Recorded in Jim Gaines Studio in Memphis, White Sugar features 10 tracks, 9 of which being Taylor originals. Joining Joanne in studio were Steve Potts on Drums and Dave Smith on bass.
White Sugar is a no-nonsense, stripped down and invigorating brand of electric blues, showing Joanne’s named influences of SRV, Albert Collins and Jimi Hendrix. Taylor, who started playing guitar at age 8, handles her Telecaster with ease — guiding it through gentle passages, funky chops, soulful chords and blistering solos — all without a hint of pretense.
Joanne is equal to the task on vocals.

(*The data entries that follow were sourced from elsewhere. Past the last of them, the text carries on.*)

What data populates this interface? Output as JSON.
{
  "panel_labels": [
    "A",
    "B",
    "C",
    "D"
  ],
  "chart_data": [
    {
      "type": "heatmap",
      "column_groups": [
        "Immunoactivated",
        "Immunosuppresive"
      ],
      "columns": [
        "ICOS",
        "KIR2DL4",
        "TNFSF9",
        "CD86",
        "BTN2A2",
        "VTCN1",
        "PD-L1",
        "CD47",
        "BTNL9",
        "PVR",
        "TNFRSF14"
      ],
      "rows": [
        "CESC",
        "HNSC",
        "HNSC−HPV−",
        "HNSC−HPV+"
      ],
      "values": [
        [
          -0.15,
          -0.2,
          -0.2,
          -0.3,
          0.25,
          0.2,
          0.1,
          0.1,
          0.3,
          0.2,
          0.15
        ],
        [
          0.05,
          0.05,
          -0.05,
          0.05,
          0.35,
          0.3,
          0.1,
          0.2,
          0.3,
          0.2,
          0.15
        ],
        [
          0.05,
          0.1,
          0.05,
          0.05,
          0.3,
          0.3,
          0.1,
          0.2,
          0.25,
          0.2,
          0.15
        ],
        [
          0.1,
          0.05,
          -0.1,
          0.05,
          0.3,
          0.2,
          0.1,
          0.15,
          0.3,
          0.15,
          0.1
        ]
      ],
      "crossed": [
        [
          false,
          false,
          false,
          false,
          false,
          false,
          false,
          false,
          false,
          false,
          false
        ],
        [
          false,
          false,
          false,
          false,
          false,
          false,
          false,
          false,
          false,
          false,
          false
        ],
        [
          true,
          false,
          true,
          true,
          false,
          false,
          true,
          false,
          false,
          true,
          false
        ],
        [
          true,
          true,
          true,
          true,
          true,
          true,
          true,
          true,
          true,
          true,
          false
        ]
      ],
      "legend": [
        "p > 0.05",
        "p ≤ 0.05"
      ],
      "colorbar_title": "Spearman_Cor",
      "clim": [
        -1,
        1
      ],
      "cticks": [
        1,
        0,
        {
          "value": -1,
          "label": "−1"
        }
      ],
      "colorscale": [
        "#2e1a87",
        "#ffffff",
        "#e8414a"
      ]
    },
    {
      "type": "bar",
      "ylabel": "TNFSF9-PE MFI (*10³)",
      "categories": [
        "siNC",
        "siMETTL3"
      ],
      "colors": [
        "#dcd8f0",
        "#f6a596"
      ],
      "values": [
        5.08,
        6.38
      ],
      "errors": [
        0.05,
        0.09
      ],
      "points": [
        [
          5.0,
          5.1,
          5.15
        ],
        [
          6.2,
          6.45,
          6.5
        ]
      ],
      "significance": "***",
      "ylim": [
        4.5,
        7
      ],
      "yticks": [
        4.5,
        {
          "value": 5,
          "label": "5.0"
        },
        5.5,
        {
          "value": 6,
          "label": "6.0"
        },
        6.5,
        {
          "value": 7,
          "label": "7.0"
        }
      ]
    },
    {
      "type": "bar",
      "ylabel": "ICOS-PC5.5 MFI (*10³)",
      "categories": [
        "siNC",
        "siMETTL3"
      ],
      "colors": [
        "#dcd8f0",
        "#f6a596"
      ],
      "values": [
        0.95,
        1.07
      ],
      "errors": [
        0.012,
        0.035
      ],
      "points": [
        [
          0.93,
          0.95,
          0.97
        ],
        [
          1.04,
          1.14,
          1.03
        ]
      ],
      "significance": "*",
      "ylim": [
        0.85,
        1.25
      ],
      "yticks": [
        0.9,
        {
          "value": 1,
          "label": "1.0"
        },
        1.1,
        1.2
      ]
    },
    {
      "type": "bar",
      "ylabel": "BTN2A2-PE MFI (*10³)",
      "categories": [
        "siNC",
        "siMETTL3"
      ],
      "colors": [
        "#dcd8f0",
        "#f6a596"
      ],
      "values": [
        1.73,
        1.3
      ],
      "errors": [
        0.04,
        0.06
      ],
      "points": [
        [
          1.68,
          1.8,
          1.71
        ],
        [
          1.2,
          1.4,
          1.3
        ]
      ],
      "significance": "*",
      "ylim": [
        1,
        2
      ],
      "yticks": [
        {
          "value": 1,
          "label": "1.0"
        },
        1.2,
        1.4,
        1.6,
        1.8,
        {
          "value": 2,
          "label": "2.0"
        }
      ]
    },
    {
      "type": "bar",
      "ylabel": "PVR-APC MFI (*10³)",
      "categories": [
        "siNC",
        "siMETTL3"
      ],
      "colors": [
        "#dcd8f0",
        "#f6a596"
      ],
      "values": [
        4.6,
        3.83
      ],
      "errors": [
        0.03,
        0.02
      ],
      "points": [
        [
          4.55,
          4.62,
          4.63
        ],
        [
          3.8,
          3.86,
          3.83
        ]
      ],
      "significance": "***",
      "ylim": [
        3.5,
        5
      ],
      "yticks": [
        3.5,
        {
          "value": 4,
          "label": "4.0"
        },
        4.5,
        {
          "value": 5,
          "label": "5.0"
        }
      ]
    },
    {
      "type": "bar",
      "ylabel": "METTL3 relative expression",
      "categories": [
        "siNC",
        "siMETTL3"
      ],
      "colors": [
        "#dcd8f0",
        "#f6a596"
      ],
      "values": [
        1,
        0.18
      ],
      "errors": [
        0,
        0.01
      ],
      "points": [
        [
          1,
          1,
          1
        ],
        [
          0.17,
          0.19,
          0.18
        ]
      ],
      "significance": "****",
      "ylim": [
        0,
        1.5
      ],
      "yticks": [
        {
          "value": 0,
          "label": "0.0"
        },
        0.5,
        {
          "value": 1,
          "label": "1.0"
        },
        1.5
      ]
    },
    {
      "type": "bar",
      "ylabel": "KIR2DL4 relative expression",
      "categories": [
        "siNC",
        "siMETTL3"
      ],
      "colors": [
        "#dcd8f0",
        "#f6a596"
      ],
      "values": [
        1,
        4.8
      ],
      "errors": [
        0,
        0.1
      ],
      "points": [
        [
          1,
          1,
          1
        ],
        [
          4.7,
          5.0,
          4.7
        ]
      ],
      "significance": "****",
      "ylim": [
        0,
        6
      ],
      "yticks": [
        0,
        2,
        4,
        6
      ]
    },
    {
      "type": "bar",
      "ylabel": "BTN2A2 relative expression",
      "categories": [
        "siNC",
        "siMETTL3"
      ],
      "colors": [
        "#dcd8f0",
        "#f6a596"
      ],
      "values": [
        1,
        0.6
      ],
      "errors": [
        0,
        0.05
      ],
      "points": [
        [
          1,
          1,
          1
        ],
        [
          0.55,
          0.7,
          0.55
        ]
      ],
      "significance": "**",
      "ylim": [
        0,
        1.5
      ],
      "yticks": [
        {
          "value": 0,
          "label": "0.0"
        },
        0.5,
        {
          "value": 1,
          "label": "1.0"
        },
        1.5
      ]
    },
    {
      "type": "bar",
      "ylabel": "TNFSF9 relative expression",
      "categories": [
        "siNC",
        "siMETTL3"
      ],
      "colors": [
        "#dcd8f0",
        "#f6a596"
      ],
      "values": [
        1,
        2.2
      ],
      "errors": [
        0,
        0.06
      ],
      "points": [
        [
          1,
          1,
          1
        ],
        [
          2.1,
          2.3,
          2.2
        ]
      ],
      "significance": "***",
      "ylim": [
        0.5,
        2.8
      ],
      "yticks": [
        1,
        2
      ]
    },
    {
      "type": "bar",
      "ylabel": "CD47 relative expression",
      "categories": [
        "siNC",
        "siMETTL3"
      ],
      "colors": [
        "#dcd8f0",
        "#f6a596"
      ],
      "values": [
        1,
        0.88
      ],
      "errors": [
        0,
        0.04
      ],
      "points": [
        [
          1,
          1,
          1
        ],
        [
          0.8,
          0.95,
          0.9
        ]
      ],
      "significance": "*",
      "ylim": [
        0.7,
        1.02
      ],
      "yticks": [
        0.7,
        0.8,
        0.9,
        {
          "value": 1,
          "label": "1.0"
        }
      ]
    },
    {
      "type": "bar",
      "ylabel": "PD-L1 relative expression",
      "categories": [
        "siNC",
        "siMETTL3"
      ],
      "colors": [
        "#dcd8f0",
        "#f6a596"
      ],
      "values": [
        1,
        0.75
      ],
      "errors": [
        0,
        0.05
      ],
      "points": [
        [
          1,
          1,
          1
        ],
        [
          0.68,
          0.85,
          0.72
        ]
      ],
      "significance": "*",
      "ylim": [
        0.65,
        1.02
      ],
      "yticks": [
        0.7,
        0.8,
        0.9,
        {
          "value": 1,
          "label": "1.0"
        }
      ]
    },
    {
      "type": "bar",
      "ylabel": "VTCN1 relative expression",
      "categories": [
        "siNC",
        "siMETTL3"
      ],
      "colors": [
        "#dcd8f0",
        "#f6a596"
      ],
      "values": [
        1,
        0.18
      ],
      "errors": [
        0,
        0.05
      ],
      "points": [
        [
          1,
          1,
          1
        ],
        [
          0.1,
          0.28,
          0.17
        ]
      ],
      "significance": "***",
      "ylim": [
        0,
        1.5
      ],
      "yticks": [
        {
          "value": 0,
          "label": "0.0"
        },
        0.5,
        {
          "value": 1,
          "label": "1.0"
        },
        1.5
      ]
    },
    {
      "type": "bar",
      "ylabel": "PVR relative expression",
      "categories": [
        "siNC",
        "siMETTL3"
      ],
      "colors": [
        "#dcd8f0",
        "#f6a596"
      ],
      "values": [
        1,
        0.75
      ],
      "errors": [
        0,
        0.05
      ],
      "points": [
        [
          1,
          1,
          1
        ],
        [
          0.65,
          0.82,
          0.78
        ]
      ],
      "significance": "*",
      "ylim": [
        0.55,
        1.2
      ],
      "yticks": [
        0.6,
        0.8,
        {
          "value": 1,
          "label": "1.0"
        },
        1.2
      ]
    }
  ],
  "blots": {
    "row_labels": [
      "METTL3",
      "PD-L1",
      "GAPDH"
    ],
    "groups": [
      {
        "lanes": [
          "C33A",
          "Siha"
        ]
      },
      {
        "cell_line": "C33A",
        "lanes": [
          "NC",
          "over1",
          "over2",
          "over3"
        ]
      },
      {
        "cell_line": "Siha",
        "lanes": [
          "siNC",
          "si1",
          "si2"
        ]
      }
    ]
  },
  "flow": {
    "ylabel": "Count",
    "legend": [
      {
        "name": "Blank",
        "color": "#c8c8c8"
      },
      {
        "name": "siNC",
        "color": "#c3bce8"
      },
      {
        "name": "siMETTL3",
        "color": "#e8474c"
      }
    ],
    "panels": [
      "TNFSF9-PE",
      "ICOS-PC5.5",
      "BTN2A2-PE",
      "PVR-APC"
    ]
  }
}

Smokey yet silky smooth and articulate. Imagine a mature Susan Tedeschi…somewhat softened and without the hard edge, yet with plenty of power and emotion.
A real bonus to this CD is the light-handed approach to production and engineering. Someone got it right. Rather than put out an overly-balanced and compressed uni-level recording that promotes passive listening and which holds the listener at arms length, White Sugar is a very live sounding record that invites the listener in. There’s a lot of open space on this CD where one can crawl inside and get comfortable with it, and other places where you just hang on and enjoy the ride. The end result is a living, breathing musical experience that plays for and with you, not at you.
As debut albums go, White Sugar compares favorably to Joe Bonamassa’s debut release, A New Day Yesterday — albeit lacking some of Joe’s fretboard prowess. But that’s not what Joanne Taylor Shaw is about. Her guitar playing is great, but it’s more about the overall vibe and feel with her…and it feels really, really good.
I’m half tempted to fire up the whole Street Team thing again. We’ll see.
White Sugar was released on Germany’s Ruf Records (pronounced “roof”) in February 2009 — the same label as Anysley Lister, Coco Montoya, Ana Popovic, Walter Trout, Robin Trower, the late Jeff Healey and others.
Pick up a copy – you’ll be glad you did.